Many years ago, from some long forgotten source, I read that the goddess Hecate's sacred festival was celebrated on January 31. Although I have never been able to find the source or corroborate this information (Stewart and Janet Farrar's classic “The Witches' Goddess” mentions August 13 for her annual festival as well as the night of the Full moon), I have celebrated this feast every year, in preparation for Imbolc and as an entry into the coldest (but not darkest) part of the Winter.

My experience of Hecate is as a seasonal Goddess. I sense her presence in October, as the frost bitten garden finally dies back, as the light deepens into honey and amber, in the first tantalizing days of Hallowstide, the first days of the thinning Veil. She is present in the Descent, and in the Underworld, and in the solemn, silent movements of our beloved dead.
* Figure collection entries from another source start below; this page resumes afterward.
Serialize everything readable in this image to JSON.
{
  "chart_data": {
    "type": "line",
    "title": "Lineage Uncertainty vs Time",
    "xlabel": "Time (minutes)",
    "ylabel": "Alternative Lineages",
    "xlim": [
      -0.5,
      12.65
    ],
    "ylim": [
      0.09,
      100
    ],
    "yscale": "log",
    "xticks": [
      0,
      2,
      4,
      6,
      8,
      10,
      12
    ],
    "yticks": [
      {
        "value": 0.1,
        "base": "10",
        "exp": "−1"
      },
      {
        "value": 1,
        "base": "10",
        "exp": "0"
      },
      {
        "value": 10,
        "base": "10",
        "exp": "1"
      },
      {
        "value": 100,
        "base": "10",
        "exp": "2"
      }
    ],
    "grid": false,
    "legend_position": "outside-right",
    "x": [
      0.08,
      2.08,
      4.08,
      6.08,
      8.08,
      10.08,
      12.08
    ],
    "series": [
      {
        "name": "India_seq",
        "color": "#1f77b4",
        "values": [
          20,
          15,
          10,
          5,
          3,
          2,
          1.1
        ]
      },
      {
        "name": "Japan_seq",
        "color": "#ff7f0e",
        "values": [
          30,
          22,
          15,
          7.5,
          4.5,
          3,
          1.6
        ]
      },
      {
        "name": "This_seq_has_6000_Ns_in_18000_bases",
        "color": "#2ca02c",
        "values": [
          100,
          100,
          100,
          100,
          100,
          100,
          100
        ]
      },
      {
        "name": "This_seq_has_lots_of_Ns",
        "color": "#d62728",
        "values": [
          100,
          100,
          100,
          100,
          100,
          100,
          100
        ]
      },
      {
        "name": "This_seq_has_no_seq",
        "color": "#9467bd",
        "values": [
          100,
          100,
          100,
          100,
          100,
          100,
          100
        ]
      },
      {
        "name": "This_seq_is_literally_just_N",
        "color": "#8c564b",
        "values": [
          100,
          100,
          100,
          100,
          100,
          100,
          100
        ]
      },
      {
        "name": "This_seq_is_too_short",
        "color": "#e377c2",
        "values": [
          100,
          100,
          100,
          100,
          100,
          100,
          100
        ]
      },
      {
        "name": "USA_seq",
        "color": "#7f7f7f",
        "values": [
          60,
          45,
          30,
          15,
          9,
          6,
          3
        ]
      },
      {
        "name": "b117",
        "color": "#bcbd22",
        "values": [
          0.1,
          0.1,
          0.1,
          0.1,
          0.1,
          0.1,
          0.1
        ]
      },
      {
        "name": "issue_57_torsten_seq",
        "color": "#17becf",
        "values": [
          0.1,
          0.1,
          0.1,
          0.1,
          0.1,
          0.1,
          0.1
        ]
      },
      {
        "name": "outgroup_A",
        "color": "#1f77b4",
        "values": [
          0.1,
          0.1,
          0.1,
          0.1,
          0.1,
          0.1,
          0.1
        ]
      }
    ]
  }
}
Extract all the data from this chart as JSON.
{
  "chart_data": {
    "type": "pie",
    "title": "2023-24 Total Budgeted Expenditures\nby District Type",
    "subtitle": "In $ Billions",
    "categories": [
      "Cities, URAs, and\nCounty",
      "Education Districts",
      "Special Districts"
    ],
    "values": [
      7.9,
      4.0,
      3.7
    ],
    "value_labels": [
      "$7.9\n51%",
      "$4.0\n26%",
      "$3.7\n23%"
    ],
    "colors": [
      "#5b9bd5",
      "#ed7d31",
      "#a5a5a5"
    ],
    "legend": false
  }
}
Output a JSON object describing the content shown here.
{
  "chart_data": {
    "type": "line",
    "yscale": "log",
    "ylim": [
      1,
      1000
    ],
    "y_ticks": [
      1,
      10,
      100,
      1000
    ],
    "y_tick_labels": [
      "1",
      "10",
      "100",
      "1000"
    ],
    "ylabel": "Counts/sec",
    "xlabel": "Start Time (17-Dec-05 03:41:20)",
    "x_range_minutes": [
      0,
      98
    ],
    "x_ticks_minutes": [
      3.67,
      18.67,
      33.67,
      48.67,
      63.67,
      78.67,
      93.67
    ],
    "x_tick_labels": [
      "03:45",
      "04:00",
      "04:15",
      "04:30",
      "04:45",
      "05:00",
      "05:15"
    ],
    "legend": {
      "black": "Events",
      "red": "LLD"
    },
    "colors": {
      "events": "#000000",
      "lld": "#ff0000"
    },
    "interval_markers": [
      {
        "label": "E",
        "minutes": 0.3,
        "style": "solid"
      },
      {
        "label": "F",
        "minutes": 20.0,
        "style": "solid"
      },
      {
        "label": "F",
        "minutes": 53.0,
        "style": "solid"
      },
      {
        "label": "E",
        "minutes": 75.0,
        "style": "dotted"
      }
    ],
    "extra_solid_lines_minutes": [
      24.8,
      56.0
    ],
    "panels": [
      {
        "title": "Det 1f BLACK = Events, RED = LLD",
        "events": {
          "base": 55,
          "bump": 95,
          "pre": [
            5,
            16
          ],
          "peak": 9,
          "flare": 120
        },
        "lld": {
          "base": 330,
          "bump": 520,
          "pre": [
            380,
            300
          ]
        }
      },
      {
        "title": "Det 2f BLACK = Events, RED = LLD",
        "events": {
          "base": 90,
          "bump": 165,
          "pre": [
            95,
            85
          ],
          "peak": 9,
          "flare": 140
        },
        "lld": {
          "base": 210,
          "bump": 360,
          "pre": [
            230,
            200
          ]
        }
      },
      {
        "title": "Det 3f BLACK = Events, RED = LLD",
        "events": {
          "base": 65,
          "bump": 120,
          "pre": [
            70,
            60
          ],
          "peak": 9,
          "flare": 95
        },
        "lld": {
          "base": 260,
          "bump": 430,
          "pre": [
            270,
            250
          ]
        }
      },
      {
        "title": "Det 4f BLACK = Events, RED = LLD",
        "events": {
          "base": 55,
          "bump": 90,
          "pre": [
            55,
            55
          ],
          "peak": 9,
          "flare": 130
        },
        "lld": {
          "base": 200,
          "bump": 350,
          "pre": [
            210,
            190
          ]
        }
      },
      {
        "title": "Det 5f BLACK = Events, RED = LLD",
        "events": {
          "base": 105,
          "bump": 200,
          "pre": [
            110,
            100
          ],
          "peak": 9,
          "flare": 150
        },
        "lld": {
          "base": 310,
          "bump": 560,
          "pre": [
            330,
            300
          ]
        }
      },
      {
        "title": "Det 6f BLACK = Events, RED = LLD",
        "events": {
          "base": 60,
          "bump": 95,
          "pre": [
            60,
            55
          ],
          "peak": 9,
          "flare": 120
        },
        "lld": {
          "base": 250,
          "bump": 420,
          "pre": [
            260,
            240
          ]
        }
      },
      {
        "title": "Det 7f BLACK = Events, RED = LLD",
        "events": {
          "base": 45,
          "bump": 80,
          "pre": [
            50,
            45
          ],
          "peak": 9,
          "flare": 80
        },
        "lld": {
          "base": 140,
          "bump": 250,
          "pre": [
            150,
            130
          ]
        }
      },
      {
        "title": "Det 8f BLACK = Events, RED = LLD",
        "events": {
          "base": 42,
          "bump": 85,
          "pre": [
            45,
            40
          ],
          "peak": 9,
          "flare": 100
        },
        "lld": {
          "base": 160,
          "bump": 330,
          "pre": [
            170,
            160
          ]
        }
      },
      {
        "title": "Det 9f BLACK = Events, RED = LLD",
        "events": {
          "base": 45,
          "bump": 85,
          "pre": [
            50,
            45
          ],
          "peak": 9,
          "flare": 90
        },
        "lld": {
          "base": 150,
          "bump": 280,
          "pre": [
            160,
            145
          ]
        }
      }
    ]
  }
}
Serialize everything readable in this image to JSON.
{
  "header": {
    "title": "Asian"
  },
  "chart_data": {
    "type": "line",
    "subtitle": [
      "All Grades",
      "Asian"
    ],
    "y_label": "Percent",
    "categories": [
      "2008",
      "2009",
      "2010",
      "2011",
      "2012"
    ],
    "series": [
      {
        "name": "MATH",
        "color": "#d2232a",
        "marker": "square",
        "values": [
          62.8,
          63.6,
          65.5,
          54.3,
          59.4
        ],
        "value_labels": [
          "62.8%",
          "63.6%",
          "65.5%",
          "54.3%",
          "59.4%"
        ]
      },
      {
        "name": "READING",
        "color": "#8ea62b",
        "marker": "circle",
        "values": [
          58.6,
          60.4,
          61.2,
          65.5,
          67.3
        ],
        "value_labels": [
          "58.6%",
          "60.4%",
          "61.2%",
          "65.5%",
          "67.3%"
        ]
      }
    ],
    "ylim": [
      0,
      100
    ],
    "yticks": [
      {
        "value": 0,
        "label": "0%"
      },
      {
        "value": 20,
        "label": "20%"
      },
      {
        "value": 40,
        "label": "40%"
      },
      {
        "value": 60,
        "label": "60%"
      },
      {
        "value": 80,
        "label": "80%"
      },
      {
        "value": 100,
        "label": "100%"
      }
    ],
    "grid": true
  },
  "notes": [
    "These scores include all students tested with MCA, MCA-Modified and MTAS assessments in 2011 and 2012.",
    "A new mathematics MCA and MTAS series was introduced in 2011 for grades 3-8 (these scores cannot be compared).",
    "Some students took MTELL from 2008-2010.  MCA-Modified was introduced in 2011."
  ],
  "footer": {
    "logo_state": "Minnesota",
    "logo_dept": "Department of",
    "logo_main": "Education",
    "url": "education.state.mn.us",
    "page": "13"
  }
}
She is present in the rapidly darkening year, and she helps to midwife in the promise of the sacred Child, reborn as the Sun at the Winter Solstice.

She is also there as we sift out the events of the past year and divine out clues for the next one.


In the cold and dark of the Wolf Moon, we find ourselves still in the dark and the still and the quiet. Sometimes the lure of what's going on outside my nest is tempting, but in general, long Winter nights are tailor-made for reflection, meditation, for sinking into ourselves and finding answers in the stillness. Hecate is present with all of this self-inquiry. For many traditions, February 2, Imbolc, is the time of dedication, of making magickal commitment and setting forth on the year's work. It is also a tie when we can start to see signs of change: the Sun is brighter and lingers with us later in the day, the snow recedes a little bit. There are so many hints about the work of the year and so many hints about the impending Spring, On Hecate's feast, I pour libations of ale and barley, and sing her Hymn, and feel the power of the dark and cold, and find the light that will lead me into the brighter part of the year.